Сшивая тонкую цветастую ткань, Нанехак вспоминала встречу с русским умилыком, и сердце ее никак не могло успокоиться. Она знала, что любит Ушакова, и осознавала, что любовь эта так же несбыточна, как желание летать. Человек может завидовать птицам, мысленно взлетать вместе с ними в поднебесье, но на самом деле… Чего не дано, того не дано… Но никто не запрещает человеку; мечтать о полетах… Нанехак верила тому, что она была, на самой головокружительной высоте, о какой только могло мечтать ее сердце.

– Ты не волнуйся, шей спокойно, – уговаривала жена Савенко, не догадываясь о причине ее волнения. – Машинка тебя не укусит.

Хорошая вещь – швейная машинка! Если бы она еще умела сшивать оленьи шкуры, нерпичью и лахтачью кожу, цены бы ей не было! Но, увы, этой быстроходной, стрекочущей машинке под силу только тонкая ткань. А настоящий мужчина, тем более путешественник, нуждается в меховой одежде, в крепких, непромокаемых торбазах, в теплых рукавицах. Жаль, что на острове не встретилась росомаха, Из ее меха получается лучшая опушка для капюшона и малахая, она не индевеет и задерживает теплый воздух вокруг лица. Кто же теперь будет шить одежду для умилыка?

Тогда, в том памятном зимнем путешествии, Ушаков много мечтал о будущем, о своем будущем. Он радовался, что остался жив, не утонул в студеной пучине Ледовитого океана, не замерз после того, как выбрался на лед… Умилык говорил, что остров Врангеля – это только начало его исследований новых северных берегов.

– Наша родина велика, – говорил он. – Она простирается на огромные расстояния. У нас сейчас зима, холодина, а на далеком юге, где-нибудь в Туркмении, жара, как в пологе, в котором зажгли железную печку. Там уже цветут разные растения и воздух теплый. Южные просторы нашей земли мы более или менее знаем, а вот северные берега неизвестны. Мы толком и не ведаем, сколько у нас тут земли, сколько островов и как далеко уходят они к Северному полюсу…

Нанехак слушала умилыка и дивилась про себя ненасытному любопытству этого человека.

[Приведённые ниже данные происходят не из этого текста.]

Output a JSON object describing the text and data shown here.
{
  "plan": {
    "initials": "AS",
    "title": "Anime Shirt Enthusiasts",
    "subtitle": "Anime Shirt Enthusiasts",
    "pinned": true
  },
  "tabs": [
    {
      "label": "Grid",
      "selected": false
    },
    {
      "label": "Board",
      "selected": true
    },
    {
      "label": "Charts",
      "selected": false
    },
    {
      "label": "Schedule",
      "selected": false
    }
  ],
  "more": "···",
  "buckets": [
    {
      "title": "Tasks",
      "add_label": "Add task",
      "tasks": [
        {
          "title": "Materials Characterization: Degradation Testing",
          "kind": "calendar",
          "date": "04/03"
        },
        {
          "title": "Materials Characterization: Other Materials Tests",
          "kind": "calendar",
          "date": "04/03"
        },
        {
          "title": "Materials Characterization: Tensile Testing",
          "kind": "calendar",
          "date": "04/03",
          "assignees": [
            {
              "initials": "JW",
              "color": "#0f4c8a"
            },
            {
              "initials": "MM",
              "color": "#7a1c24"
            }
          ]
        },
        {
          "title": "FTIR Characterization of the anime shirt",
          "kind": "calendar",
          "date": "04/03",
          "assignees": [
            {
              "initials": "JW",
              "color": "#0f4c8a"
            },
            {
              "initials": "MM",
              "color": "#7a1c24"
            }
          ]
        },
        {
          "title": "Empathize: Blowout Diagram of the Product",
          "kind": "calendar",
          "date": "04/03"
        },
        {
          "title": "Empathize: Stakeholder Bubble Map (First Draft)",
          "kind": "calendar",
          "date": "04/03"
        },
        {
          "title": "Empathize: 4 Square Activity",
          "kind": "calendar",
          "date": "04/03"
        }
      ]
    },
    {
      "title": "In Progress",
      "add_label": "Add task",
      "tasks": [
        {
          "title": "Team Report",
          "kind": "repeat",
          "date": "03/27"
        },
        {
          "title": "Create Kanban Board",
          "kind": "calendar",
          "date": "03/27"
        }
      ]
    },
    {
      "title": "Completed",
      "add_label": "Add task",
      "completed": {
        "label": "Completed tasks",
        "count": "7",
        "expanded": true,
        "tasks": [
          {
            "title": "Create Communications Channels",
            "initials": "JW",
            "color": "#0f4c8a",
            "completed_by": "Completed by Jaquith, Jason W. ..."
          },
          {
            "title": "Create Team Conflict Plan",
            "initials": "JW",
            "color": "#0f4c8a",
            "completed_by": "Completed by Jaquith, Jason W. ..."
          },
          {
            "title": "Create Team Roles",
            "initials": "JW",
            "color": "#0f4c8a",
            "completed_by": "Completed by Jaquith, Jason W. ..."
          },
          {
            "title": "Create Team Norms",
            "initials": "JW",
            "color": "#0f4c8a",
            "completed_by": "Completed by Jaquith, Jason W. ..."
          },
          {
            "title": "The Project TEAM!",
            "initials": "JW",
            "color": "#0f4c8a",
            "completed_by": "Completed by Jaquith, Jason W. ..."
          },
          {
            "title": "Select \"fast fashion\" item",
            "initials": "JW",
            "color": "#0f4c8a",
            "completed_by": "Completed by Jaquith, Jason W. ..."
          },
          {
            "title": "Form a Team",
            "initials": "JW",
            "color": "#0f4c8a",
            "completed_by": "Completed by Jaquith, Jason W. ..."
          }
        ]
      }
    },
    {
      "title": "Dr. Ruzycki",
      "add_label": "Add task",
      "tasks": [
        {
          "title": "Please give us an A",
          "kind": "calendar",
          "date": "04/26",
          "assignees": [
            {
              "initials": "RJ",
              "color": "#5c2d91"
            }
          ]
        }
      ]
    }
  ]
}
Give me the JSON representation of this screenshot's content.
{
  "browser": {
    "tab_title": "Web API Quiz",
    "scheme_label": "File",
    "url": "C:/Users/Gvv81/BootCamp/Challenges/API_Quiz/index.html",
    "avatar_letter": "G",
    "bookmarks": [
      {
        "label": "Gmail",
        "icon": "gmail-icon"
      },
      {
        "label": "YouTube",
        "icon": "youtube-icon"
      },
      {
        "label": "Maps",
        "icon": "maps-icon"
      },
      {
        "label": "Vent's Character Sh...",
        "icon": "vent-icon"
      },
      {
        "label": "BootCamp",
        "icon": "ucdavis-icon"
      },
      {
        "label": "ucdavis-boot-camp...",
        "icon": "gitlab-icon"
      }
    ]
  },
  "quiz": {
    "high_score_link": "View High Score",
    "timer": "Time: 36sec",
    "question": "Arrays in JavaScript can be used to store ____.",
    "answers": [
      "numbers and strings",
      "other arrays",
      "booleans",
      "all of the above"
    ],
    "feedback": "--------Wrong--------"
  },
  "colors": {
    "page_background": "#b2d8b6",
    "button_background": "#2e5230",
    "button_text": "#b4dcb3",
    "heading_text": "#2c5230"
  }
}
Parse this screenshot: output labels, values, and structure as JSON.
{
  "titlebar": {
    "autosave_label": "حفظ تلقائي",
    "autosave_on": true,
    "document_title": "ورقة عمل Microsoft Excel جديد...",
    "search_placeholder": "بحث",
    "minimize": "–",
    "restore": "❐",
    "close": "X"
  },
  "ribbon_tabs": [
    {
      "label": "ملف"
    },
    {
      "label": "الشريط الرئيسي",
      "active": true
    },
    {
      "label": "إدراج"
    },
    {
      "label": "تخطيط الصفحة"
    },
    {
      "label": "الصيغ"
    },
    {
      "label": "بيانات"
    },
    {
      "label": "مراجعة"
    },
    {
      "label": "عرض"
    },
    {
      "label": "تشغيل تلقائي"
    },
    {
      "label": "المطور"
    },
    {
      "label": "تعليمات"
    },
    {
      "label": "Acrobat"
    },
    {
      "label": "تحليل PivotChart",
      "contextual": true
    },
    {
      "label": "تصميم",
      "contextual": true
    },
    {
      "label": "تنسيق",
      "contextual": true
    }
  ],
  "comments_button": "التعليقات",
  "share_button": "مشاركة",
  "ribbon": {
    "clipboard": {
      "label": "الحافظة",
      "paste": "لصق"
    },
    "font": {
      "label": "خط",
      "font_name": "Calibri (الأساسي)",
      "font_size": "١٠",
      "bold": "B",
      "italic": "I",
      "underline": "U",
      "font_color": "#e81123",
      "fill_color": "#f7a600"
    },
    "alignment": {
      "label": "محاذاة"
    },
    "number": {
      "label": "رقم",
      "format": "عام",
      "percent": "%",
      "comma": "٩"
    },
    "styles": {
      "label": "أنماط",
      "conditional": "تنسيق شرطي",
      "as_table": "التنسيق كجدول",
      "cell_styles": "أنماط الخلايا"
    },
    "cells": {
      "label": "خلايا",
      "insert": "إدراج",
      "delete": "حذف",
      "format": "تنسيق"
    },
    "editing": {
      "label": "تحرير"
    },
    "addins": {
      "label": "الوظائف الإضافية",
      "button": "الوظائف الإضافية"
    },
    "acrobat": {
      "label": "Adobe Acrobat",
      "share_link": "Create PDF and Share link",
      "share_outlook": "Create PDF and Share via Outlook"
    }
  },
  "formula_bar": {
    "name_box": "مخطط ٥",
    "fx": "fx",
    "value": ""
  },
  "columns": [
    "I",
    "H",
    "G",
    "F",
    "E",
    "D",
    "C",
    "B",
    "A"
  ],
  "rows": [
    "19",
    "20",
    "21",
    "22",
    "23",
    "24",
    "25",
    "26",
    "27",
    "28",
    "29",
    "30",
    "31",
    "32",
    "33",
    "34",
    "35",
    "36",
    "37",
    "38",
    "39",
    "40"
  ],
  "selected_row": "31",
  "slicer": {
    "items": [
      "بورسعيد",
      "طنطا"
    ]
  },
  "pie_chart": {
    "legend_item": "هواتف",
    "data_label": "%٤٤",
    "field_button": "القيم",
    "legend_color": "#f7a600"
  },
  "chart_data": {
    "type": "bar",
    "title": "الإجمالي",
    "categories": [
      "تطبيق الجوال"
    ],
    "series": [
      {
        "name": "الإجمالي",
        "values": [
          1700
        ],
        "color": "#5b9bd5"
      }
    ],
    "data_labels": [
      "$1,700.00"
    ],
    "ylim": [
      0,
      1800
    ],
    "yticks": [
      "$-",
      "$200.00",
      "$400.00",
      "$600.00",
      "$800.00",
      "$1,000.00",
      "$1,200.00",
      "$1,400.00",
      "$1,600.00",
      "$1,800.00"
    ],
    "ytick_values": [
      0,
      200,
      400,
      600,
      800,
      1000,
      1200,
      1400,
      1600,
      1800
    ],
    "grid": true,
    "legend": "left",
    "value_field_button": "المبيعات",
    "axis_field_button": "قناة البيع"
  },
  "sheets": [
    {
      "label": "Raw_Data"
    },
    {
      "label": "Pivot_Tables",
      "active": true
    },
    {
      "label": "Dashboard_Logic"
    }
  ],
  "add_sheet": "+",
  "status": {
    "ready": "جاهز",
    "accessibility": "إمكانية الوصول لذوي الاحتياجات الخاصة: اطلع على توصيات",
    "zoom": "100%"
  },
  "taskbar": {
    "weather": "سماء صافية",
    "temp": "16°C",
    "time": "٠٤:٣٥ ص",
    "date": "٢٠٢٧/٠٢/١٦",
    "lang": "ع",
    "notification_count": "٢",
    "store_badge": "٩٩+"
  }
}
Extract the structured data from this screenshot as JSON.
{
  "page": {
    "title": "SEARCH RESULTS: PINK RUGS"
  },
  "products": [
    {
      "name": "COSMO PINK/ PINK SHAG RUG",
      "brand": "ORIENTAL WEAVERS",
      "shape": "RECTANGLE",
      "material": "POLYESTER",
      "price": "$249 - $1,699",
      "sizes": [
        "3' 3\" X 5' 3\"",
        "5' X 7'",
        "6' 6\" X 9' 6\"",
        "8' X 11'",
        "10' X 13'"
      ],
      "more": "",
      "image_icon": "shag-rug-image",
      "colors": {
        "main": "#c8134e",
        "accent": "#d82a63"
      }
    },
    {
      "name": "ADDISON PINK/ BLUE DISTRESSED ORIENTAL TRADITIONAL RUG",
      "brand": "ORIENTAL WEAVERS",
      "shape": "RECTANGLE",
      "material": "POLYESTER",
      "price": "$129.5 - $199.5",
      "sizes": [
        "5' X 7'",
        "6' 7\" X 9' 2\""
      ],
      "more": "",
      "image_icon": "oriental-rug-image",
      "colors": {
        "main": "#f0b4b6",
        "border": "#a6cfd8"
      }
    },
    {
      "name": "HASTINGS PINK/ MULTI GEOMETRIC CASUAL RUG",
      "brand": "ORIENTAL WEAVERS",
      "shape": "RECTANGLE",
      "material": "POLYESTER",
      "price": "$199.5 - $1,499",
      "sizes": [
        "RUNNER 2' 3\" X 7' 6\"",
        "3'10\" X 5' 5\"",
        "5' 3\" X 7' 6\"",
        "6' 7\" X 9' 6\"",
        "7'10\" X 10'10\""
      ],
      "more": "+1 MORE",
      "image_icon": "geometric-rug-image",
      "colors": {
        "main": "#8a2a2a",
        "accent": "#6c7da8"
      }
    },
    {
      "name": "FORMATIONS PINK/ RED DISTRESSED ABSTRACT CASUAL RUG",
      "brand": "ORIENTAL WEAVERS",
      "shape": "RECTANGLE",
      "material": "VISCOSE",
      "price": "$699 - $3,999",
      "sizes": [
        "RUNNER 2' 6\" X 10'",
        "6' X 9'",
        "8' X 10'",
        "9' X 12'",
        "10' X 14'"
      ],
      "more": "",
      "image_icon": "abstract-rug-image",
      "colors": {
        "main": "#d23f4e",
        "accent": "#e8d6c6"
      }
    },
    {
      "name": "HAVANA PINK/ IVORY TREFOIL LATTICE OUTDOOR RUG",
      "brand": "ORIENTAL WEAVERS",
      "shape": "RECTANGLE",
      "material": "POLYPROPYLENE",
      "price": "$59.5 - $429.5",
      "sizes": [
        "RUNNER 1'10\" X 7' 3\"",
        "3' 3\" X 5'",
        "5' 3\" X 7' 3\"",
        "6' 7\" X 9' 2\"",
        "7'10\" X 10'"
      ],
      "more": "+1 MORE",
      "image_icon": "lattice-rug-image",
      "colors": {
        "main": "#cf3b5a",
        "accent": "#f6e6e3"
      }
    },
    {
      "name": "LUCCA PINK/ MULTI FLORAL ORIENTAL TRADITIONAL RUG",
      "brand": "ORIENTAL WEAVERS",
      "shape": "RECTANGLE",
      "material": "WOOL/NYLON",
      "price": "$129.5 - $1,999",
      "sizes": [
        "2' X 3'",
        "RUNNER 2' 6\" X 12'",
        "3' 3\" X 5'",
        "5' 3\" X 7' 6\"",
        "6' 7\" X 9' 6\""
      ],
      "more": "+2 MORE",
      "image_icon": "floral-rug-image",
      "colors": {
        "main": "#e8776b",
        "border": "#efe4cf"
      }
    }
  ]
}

И она решилась его спросить:

– А зачем тебе все это нужно?

Ушаков задумался.

– Каждый большевик мечтает принести своей молодой стране самую большую пользу, на что он только способен, – тихо заговорил умилык. – Моя мечта – подарить родине новые, еще не исследованные земли…

– Но ведь сам ты не собираешься оставаться на них, – напомнила Нанехак.

– Найдутся люди, которые пожелают освоить, обжить новые земли, как вы, – ответил Ушаков.

…И все же как с таким вот растревоженным сердцем жить рядом с любимым человеком, постоянно чувствовать его присутствие?

Вечером, за чаем, Апар сказал, что видел глубокую трещину, идущую вдоль берега бухты.

– Скоро припайный лед оторвет ветром. Охоты здесь не будет.

– А почему бы нам не переселиться на новое место? – спросила вдруг Нанехак.

Апар удивленно посмотрел на нее. Ему всегда казалось, что жене очень нравится жить в поселении, общаться с русскими, ходить в большой деревянный дом.

– Почему это вдруг пришло тебе на ум? – поинтересовался он.

– Другие охотники стараются искать лучшие места, – ответила Нанехак, – а ты все бродишь вокруг поселения, где зверь уже распуган. Даже нерпа и та предпочитает вылегать подальше.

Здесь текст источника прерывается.